L’alimentation sans gluten est aussi une prise de distance par rapport à une alimentation modifiée, transformée. Le gluten est une substance qui a été découverte par les gens comme un adjuvant non nécessaire sur un plan nutritif et a été associé à l’industrie agroalimentaire. Aujourd’hui, nous observons un souhait de retour aux sources, de produits plus naturels, bruts.

 

L’adoption de ces nouveaux modes d’alimentation, marque-t-elle une évolution de notre société ?
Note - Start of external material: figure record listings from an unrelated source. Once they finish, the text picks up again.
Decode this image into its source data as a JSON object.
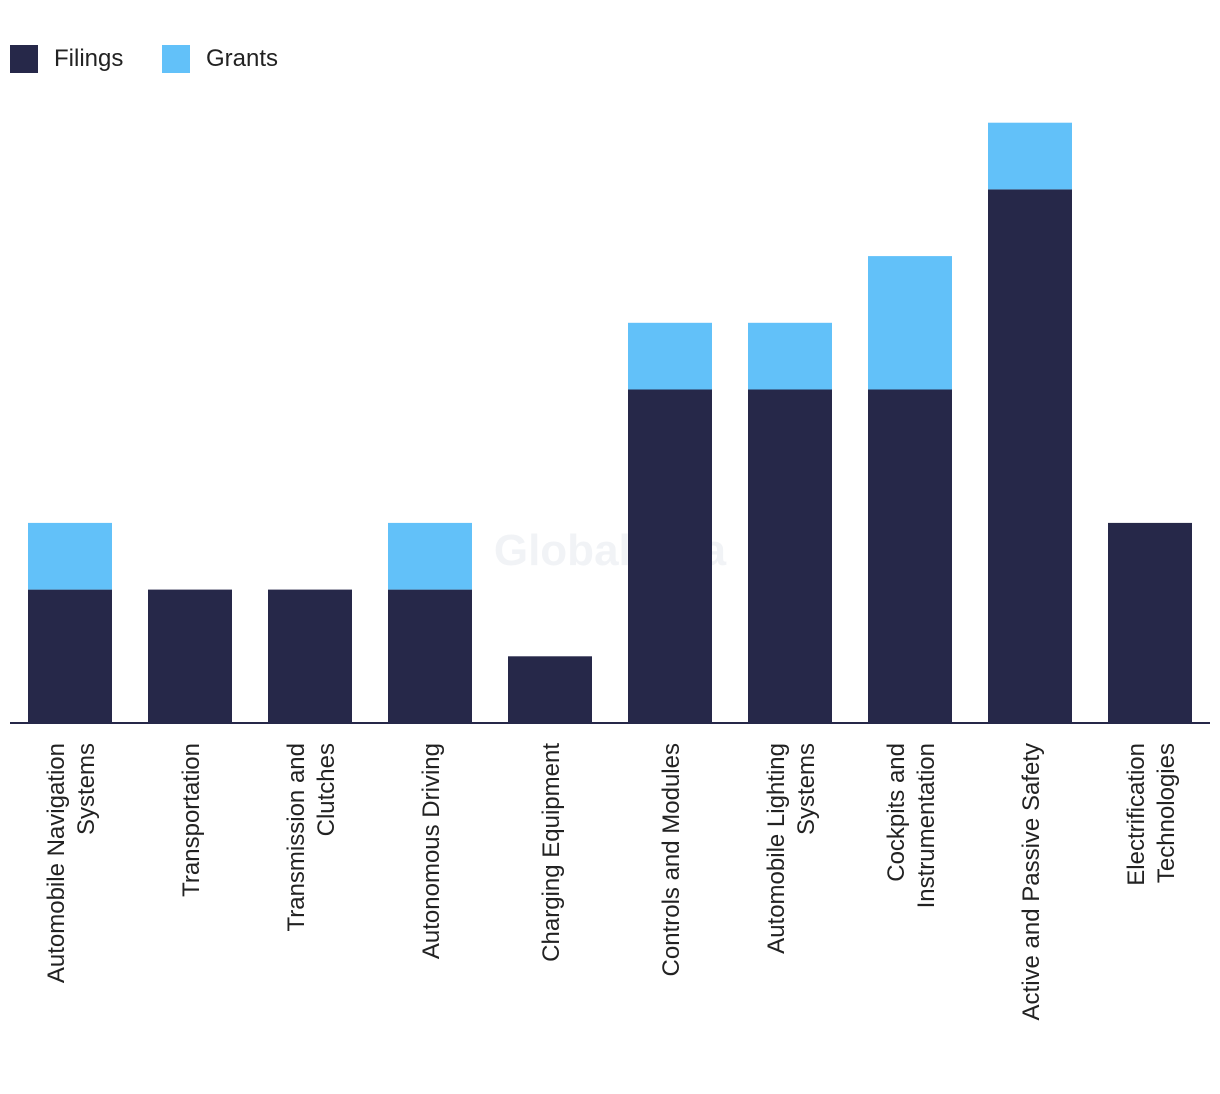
{
  "chart_data": {
    "type": "bar",
    "stacked": true,
    "title": "",
    "xlabel": "",
    "ylabel": "",
    "ylim": [
      0,
      9
    ],
    "grid": false,
    "legend_position": "top-left",
    "watermark": "GlobalData",
    "categories": [
      [
        "Automobile Navigation",
        "Systems"
      ],
      [
        "Transportation"
      ],
      [
        "Transmission and",
        "Clutches"
      ],
      [
        "Autonomous Driving"
      ],
      [
        "Charging Equipment"
      ],
      [
        "Controls and Modules"
      ],
      [
        "Automobile Lighting",
        "Systems"
      ],
      [
        "Cockpits and",
        "Instrumentation"
      ],
      [
        "Active and Passive Safety"
      ],
      [
        "Electrification",
        "Technologies"
      ]
    ],
    "series": [
      {
        "name": "Filings",
        "color": "#262849",
        "values": [
          2,
          2,
          2,
          2,
          1,
          5,
          5,
          5,
          8,
          3
        ]
      },
      {
        "name": "Grants",
        "color": "#62c1f9",
        "values": [
          1,
          0,
          0,
          1,
          0,
          1,
          1,
          2,
          1,
          0
        ]
      }
    ]
  }
}
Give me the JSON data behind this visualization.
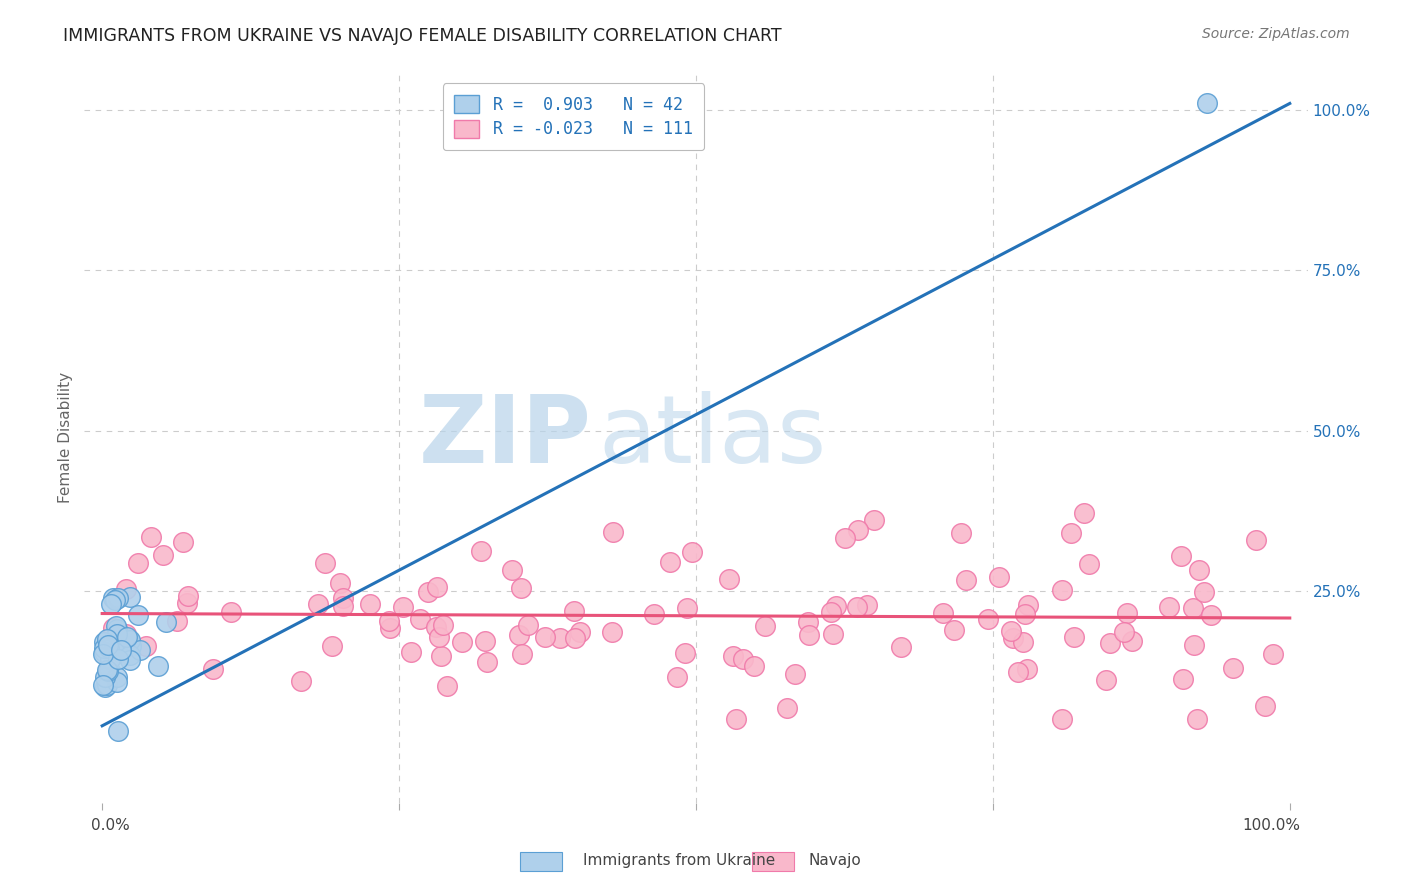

Si dans l’Antiquité Hippocrate préconisait déjà de faire de notre alimentation notre première médecine, on observe depuis la fin du XXe siècle la diffusion d’un nouveau diktat dans notre société : manger mieux, manger sain. La progressive médicalisation de l’alimentation va de pair avec son individualisation, car elle renvoie à l’idée qu’il est nécessaire et possible d’établir une correspondance parfaite entre les besoins nutritionnels spécifiques d’une personne et ce qu’elle mange. Aux Etats-Unis par exemple, le processus d’individualisation de l’alimentation est beaucoup plus avancé. Les américains sont très attachés à leur liberté de choisir. Mais cette liberté a un prix : celui de la responsabilité et de la culpabilité lorsque l’on ne fait pas les « bons » choix. L’individualisation de l’alimentation met en péril le plaisir de manger ensemble ; la convivialité du repas qui est si chère à notre culture. Adopter un régime particulier, empêche de manger comme les autres et prive de la possibilité du partage. Le risque des régimes en général et du régime sans gluten en particulier, c’est la désocialisation des pratiques alimentaires et à terme l’isolement du mangeur. Ne pas manger comme les autres empêche de participer pleinement au repas. En France le repas reste un moment et une occasion importante de participation sociale et il peut être dangereux de s’en priver.

Le gluten est constitué de 2 familles de protéines : les gliadines et les gluténines. Ces protéines sont très riches en 2 acides aminés : la glutamine et la proline, que l’on appelle les prolamines, ce sont ces protéines qui donnent l’élasticité aux pâtes ou au pain. Elles sont présentes dans l’albumen du blé, de l’orge, du seigle, de l’épeautre, du kamut, et du boulgour. Les céréales sans gluten sont le maïs, le sarrasin, le riz, le millet, le quinoa.

La maladie cœliaque est le plus souvent diagnostiquée à l’âge adulte, mais elle peut apparaitre dès l’enfance. Les symptômes les plus caractéristiques sont  des diarrhées récurrentes, des douleurs abdominales chroniques, parfois du sang dans les selles, ils apparaissent dans l’heure qui suit l’ingestion de produits céréaliers. Mais les signes peuvent être totalement atypiques : fatigue, anémies ou autres carences comme le manque de vitamine D, une ostéoporose précoce ou de simples petits troubles digestifs (constipation inhabituelles).